# 2007 Outback 28rsds



## Mainecamper (Feb 26, 2007)

I read on the keystone website about the Outback Options Designer package,Comfort package etc

Are these option not part of the standard package ? I am confused...please help me understand.


----------



## Justman (Jul 22, 2006)

From what my dealer told me, all "options" come standard with the camper. That being the case, I don't know if they are true options or not...


----------



## johnp (Mar 15, 2004)

All Outbacks come loaded the only options some of the Sydneys have is do you want a table and chairs or the standard drop table. The only choice is color.

John


----------



## Mainecamper (Feb 26, 2007)

johnp2000 said:


> All Outbacks come loaded the only options some of the Sydneys have is do you want a table and chairs or the standard drop table. The only choice is color.
> 
> John


Thanks John!

John, What would be the price on you 2005RSDS?


----------



## Oregon_Camper (Sep 13, 2004)

I seem to remember some of the folks here not having an oven, but all other "options" are included.


----------



## David of VA (Apr 3, 2007)

Hello all a newbie here. we just purchased a 28rsda and we have a horse shoe table and love the double slide outs. we have been "camping " in teh driveway but will take her on teh road on friday for a week at Natural Bridge Va. Wish us luck
David


Oregon_Camper said:


> I seem to remember some of the folks here not having an oven, but all other "options" are included.


----------



## Nathan (Jan 2, 2007)

Many trailer manufacturers play the options trick (some worse than others). Base weight (as quoted in the brochure) is normally without any options. Of course out of the goodness of their hearts, they have included all options for free (or was that included in the price?!?!)

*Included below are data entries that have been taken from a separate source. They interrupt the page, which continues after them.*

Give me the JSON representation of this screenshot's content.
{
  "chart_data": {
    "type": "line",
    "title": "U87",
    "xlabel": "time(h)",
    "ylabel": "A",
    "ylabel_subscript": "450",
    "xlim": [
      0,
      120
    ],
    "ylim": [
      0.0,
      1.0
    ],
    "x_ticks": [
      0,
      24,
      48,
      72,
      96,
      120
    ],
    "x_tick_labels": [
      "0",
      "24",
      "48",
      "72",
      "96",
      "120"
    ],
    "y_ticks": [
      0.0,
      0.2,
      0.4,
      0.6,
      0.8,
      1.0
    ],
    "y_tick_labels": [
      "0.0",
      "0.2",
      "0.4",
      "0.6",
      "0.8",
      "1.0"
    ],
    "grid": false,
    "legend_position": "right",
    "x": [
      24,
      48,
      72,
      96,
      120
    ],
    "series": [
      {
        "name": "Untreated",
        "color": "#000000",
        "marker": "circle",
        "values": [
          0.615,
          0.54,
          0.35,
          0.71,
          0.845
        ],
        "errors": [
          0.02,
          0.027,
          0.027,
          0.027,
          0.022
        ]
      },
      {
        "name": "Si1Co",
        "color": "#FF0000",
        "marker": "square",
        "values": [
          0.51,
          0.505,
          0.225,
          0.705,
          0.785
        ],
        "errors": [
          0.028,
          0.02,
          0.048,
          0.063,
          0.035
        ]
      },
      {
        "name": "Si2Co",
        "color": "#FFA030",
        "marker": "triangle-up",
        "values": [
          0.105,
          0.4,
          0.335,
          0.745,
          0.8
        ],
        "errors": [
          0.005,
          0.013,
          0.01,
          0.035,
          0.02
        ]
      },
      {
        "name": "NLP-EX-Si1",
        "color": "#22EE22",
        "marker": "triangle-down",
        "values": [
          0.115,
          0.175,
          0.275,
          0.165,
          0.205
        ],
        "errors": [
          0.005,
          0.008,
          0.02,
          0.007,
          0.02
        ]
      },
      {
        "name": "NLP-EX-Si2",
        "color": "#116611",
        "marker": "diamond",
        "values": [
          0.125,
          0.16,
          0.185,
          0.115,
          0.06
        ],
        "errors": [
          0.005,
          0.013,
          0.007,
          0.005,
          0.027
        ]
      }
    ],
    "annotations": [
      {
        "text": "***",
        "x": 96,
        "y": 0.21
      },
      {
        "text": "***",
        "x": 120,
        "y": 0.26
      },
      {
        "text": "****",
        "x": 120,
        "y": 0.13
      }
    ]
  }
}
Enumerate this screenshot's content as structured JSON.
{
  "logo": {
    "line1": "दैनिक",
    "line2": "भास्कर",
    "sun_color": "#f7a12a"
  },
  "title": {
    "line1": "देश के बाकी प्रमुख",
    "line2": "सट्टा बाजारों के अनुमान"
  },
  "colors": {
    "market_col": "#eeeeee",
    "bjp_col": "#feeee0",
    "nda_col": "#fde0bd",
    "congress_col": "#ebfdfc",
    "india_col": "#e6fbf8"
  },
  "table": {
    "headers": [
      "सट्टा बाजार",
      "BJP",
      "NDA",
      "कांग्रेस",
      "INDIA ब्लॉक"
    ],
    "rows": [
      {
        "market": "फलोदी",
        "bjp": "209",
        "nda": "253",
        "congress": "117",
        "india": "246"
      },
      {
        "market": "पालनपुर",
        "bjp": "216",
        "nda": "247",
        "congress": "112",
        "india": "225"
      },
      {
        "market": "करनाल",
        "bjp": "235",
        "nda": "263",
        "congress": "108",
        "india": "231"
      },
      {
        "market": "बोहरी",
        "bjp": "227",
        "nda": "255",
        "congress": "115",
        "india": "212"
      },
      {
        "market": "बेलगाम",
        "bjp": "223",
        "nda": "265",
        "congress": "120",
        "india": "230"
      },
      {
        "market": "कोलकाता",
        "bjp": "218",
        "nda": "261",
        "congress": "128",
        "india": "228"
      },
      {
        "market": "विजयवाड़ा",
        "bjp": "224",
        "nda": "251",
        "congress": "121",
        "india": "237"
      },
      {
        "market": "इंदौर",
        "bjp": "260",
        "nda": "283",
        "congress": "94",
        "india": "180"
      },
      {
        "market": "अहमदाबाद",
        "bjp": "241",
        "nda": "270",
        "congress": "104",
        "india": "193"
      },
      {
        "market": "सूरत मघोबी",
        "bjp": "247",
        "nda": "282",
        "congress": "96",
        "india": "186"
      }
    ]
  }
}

Just another sales game (and everyone says the automakers are bad with their Tow Ratings!!!)


----------



## monty (Apr 5, 2007)

We read that the 3-burner stove is an option. If so, what is standard?


----------



## Oregon_Camper (Sep 13, 2004)

Pukeko said:


> We read that the 3-burner stove is an option. If so, what is standard?


No stove?


----------



## PDX_Doug (Nov 16, 2004)

Mainecamper,

As others have said, the 'options' thing seems to be a bit of marketing hype. Although I have heard of a few Outbacks being delivered without ovens, I have never seen one that was not fully equipped. I suppose if you were looking to save money, when ordering you could specify options you don't want and get a reduced price.









Happy Trails,
Doug


----------